The Australian National Healthy Skin Guideline has reviewed evidence to provide specific treatment recommendations for Aboriginal and Torres Strait Islander children for topical permethrin (first line) and oral ivermectin (second line), but, most importantly, aggressively treating secondary impetigo infections with systemic antibiotics [11]. The recognition of resistance patterns for treatment of impetigo, and, therefore, the promotion of more aggressive treatment is certainly a step forward; however, the implementation of these guidelines needs to be regularly and rigorously reviewed for efficacy. Although topical permethrin has been shown to be a superior treatment when used as prescribed, compliance issues remain a concern, and so it may be more appropriate for this guideline to be adjusted to include oral ivermectin as the single first line or alongside topical as an option of first-line treatment to increase compliance. Evidence of success in overseas programs should be considered such as MDA in a 2015 Fiji study, which demonstrated that 2 doses of oral ivermectin was more effective than 2 treatments with topical permethrin and reduced prevalence by 94% (from 32.1% to 1.9%) in 12 months [7].

In a multicenter study in France, the safety and efficacy of oral ivermectin against scabies were reviewed in 170 infants weighing less than 15 kgs [24]. They demonstrated an 85% efficacy for scabies clearance and reported no serious adverse effects [24]. As the treatment in infants <15 kgs remains limited in Australia, oral ivermectin should be considered as an option for scabies refractory to topical treatment or those at risk of suffering complications, and, particularly, in remote Aboriginal and Torres Strait Islander communities. Off-label use of oral ivermectin in infants less than 15 kg should be tracked, and research should be encouraged in this area to establish safety and potentially broaden treatment recommendations.

Oral ivermectin is not without side effects, and repeat use has been shown to develop resistance; therefore, new treatments should continue to be sought and investigated [25]. The University of Canberra is currently trialing the efficacy of tea tree oil in treating scabies in children in remote Aboriginal and Torres Strait Islander communities. This is a promising new treatment; however, there is currently limited clinical data to support its widespread use [26]. Caution should also be taken with essential oils as skin treatments as tea tree oil is a known cause of allergic contact dermatitis in some people [27].

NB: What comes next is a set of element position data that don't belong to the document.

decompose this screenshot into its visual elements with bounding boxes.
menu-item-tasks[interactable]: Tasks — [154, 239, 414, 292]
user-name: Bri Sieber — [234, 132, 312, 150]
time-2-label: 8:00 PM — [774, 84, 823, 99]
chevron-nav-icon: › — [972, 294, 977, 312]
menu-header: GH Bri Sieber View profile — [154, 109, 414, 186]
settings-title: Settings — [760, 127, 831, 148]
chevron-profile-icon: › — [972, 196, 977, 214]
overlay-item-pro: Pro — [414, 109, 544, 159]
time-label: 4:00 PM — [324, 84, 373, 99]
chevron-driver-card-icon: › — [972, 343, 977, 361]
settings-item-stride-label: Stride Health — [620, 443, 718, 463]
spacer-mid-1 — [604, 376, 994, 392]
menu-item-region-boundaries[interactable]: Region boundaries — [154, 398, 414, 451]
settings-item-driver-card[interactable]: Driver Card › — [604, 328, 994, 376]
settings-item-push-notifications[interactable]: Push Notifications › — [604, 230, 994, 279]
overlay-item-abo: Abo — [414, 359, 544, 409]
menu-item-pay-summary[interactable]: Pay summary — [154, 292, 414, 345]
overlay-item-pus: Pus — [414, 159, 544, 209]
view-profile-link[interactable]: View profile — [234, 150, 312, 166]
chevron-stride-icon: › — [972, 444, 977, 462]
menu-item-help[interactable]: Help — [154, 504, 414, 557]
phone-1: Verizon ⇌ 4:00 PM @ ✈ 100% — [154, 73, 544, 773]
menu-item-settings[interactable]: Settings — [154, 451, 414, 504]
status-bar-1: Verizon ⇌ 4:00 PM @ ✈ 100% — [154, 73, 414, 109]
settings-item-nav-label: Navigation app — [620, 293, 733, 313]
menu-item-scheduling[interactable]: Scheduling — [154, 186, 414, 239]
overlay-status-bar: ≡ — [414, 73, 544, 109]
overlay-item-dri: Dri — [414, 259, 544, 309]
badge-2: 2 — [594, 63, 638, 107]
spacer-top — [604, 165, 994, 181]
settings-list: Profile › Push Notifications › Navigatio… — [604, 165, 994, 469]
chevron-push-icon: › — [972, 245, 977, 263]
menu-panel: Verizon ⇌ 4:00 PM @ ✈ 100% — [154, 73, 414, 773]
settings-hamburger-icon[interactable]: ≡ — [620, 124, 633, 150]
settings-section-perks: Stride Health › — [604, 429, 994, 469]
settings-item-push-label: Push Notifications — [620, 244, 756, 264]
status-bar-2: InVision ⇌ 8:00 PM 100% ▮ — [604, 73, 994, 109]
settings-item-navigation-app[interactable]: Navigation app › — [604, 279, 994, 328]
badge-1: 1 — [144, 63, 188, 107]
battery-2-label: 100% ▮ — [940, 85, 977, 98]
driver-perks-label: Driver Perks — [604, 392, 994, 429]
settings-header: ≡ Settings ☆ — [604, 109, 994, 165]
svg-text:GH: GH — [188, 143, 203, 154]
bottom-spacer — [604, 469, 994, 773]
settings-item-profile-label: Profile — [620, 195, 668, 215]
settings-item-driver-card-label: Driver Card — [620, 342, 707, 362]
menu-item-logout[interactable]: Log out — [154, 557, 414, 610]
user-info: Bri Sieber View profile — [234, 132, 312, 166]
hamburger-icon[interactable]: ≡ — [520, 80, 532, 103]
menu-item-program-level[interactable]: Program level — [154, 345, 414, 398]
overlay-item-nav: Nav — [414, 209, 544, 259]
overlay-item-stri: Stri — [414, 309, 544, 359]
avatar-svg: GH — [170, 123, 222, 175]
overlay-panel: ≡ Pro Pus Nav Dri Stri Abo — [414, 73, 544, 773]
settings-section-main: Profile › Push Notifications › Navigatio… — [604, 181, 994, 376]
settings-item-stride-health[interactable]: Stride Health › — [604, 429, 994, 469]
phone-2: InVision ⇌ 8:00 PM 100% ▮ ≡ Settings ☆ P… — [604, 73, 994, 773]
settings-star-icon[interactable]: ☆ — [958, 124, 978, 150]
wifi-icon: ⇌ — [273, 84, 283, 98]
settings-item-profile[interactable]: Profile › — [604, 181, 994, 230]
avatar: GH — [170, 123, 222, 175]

The exclusion of oral ivermectin use in infants and pregnant women limits treatment and control in these population groups. Data from countries such as France that allow use in these populations should be closely monitored and reviewed to see if it is appropriate to expand Australian recommendations [20,24].

Addressing social determinants of health of remote Aboriginal and Torres Strait Islander Communities as a whole and employing community consultation to implement widespread health strategies remain challenging objectives, but these are important contributors that need to be addressed to implement effective scabies control programs [11]. There is a great difference in age distribution in the Aboriginal and Torres Strait Islander population compared with non-Aboriginal Australia. A total of 34% of Aboriginal and Torres Strait Islander Australians are under the age of 18 years, compared with just 18% of non-Aboriginal Australians [28]. This younger age profile likely contributes to the high prevalence of scabies among Aboriginal and Torres Strait Islander people as there is a higher risk of transmission in this demographic due to poor capacity of social distancing among children. Controlling scabies outbreaks in remote Aboriginal and Torres Strait Islander communities, particularly among children, remains a significant challenge. Adequate and targeted planning and resources are required to mitigate contributing factors such as overcrowding, unsafe housing, and poor sanitation. Directing efforts toward addressing these challenges now will reduce the risk of outbreaks and improve health outcomes for future generations.